By Kyle MacKinnel on May 20, 2013



“Nothing ever ends up quite like what you planned,” rasps firebrand frontman Bradford Cox in the closing verse of “Pensacola.” This lyric could serve as an apt credo for Deerhunter’s modus operandi: a gradual process of distorting and mounting upon tightly coiled grooves until the listener’s endgame, by track’s conclusion, has been met with a seamless sort of subversion.
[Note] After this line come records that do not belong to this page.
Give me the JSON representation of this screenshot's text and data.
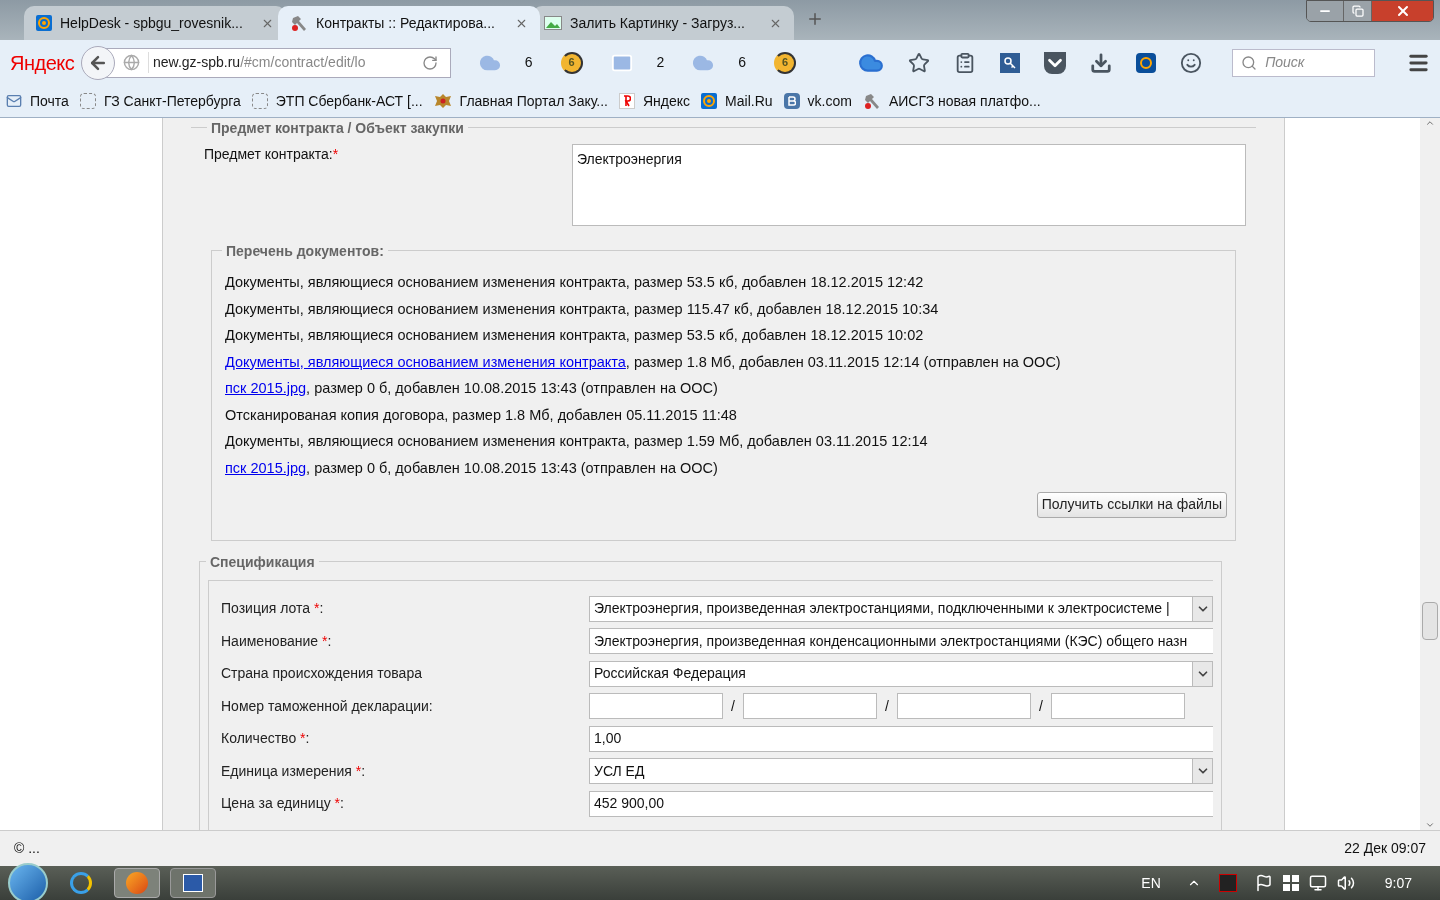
{
  "browser": {
    "tabs": [
      {
        "title": "HelpDesk - spbgu_rovesnik...",
        "kind": "mailru",
        "selected": false
      },
      {
        "title": "Контракты :: Редактирова...",
        "kind": "hammer",
        "selected": true
      },
      {
        "title": "Залить Картинку - Загруз...",
        "kind": "image",
        "selected": false
      }
    ],
    "logo": "Яндекс",
    "url_host": "new.gz-spb.ru",
    "url_path": "/#cm/contract/edit/lo",
    "widgets": [
      {
        "kind": "cloud",
        "value": "6"
      },
      {
        "kind": "coin",
        "value": "6"
      },
      {
        "kind": "mail",
        "value": "2"
      },
      {
        "kind": "cloud",
        "value": "6"
      },
      {
        "kind": "coin",
        "value": "6"
      }
    ],
    "search": {
      "placeholder": "Поиск"
    },
    "bookmarks": [
      {
        "label": "Почта",
        "kind": "mail"
      },
      {
        "label": "ГЗ Санкт-Петербурга",
        "kind": "blank"
      },
      {
        "label": "ЭТП Сбербанк-АСТ [...",
        "kind": "blank"
      },
      {
        "label": "Главная Портал Заку...",
        "kind": "emblem"
      },
      {
        "label": "Яндекс",
        "kind": "yandex"
      },
      {
        "label": "Mail.Ru",
        "kind": "mailru"
      },
      {
        "label": "vk.com",
        "kind": "vk"
      },
      {
        "label": "АИСГЗ новая платфо...",
        "kind": "hammer"
      }
    ]
  },
  "subject": {
    "legend": "Предмет контракта / Объект закупки",
    "label": "Предмет контракта:",
    "mark": "*",
    "value": "Электроэнергия"
  },
  "documents": {
    "legend": "Перечень документов:",
    "items": [
      {
        "text": "Документы, являющиеся основанием изменения контракта, размер 53.5 кб, добавлен 18.12.2015 12:42"
      },
      {
        "text": "Документы, являющиеся основанием изменения контракта, размер 115.47 кб, добавлен 18.12.2015 10:34"
      },
      {
        "text": "Документы, являющиеся основанием изменения контракта, размер 53.5 кб, добавлен 18.12.2015 10:02"
      },
      {
        "link": "Документы, являющиеся основанием изменения контракта",
        "text": ", размер 1.8 Мб, добавлен 03.11.2015 12:14 (отправлен на ООС)"
      },
      {
        "link": "пск 2015.jpg",
        "text": ", размер 0 б, добавлен 10.08.2015 13:43 (отправлен на ООС)"
      },
      {
        "text": "Отсканированая копия договора, размер 1.8 Мб, добавлен 05.11.2015 11:48"
      },
      {
        "text": "Документы, являющиеся основанием изменения контракта, размер 1.59 Мб, добавлен 03.11.2015 12:14"
      },
      {
        "link": "пск 2015.jpg",
        "text": ", размер 0 б, добавлен 10.08.2015 13:43 (отправлен на ООС)"
      }
    ],
    "button": "Получить ссылки на файлы"
  },
  "specification": {
    "legend": "Спецификация",
    "rows": [
      {
        "kind": "select",
        "label": "Позиция лота",
        "mark": "*",
        "colon": ":",
        "value": "Электроэнергия, произведенная электростанциями, подключенными к электросистеме |"
      },
      {
        "kind": "text",
        "label": "Наименование",
        "mark": "*",
        "colon": ":",
        "value": "Электроэнергия, произведенная конденсационными электростанциями (КЭС) общего назн"
      },
      {
        "kind": "select",
        "label": "Страна происхождения товара",
        "value": "Российская Федерация"
      },
      {
        "kind": "customs",
        "label": "Номер таможенной декларации:",
        "separators": [
          "/",
          "/",
          "/"
        ]
      },
      {
        "kind": "text",
        "label": "Количество",
        "mark": "*",
        "colon": ":",
        "value": "1,00"
      },
      {
        "kind": "select",
        "label": "Единица измерения",
        "mark": "*",
        "colon": ":",
        "value": "УСЛ ЕД"
      },
      {
        "kind": "text",
        "label": "Цена за единицу",
        "mark": "*",
        "colon": ":",
        "value": "452 900,00"
      }
    ]
  },
  "status_bar": {
    "left": "© ...",
    "right": "22 Дек 09:07"
  },
  "taskbar": {
    "language": "EN",
    "clock": "9:07"
  }
}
On the other side of the coin, the line has thematic resonance also, as the idée fixe of this particular case of monomania—as near or far as one can see—seems to be Cox’s curious preoccupation with his own doom. “And in my dying days/I could never be sure.../They’ll never take me away,” he finally issues on “Monomania” before musing into a coda that repetitively churns out the track’s title over wicked sheets of muffed guitar and the sound of a sputtering motorcycle. 
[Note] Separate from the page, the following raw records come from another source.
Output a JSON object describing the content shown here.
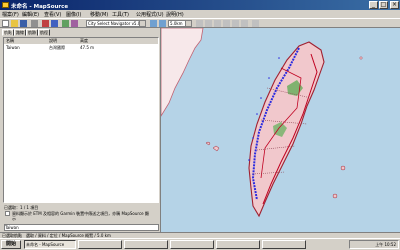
{
  "window": {
    "title": "未命名 - MapSource"
  },
  "menu": [
    "檔案(F)",
    "編輯(E)",
    "查看(V)",
    "圖像(I)",
    "移動(M)",
    "工具(T)",
    "公用程式(U)",
    "說明(H)"
  ],
  "toolbar": {
    "map_product": "City Select Navigator v5.00",
    "zoom": "5.0km"
  },
  "tabs": [
    "航點",
    "路線",
    "航跡",
    "航徑"
  ],
  "waypoint_list": {
    "columns": [
      "名稱",
      "說明",
      "高度"
    ],
    "rows": [
      {
        "name": "Taiwan",
        "desc": "台灣國際",
        "alt": "47.5 m"
      }
    ]
  },
  "selected_info": "已選取：1 / 1 項目",
  "checkbox_text": "資料顯示於 ETM 及相容的 Garmin 裝置中傳送之項目，亦稱 MapSource 顯示",
  "bottom_field": "Taiwan",
  "status_text": "已選取航點　選取 / 資料 / 定位 / MapSource 概覽 / 5.0 km",
  "taskbar": {
    "start": "開始",
    "tasks": [
      "未命名 - MapSource",
      "",
      "",
      "",
      "",
      ""
    ],
    "clock": "上午 10:52"
  }
}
Deerhunter’s terrific last effort, 2010’s Halcyon Digest, sported an unprecedented sonic glister and suggested, perhaps, that guitarist Lockett Pundt’s emerging and oft-overlooked songwriting prowess was set to render the band a double dragon. However, Monomania balks both of these trends with a dense fog of pervading fuzz and Cox’s seizure of the microphone cables at nearly every turn. (Pundt’s lone composition, “The Missing,” stands up as a beacon of clarity on the record and represents one of its most instantly engaging cuts.) But that is certainly not to say anyone should sleep on Bradford’s presence as skewed troubadour. If a recent, delightfully theatrical performance on Late Night with Jimmy Fallon is any indication, the wigged, leopard-printed Cox resuming his post at center-stage (with mysteriously mangled digits, to boot) adds a certain immediacy to Deerhunter’s celebrated acumen as a live band. What’s more is that in Pundt’s capacity as lead guitarist, his meandering strokes do much to ensure that his voice is hardly lost on Monomania.

Despite a pronounced lean towards the gritty in all its finer trappings, Deerhunter’s fifth longplayer is riddled with some of Cox’s most structurally sound songwriting. Adding to the aforementioned tracks, “Dream Captain” is an aggro rock-and-roll throwback; “Blue Agent” flickers with the cooler movements of Television; and the penultimate “Nitebike” betrays the speed of its title’s imagery to reveal an acoustic confessional via the means that only Cox possesses. In its fuller context, Monomania requires more than a couple spins for its individual parts to rear their heads. In this case, it is truly the mark of a cohesive work. For a man harping on his own demise, it’s hard to remember a time when Bradford Cox was more present on a record, and that includes his comparatively reticent solo efforts as Atlas Sound. Still, never afraid to take shelter behind a veil of self-contradiction, Cox concedes the “Blue Agent” admission: “If you ever need to fight for life/I’ll make no sound.”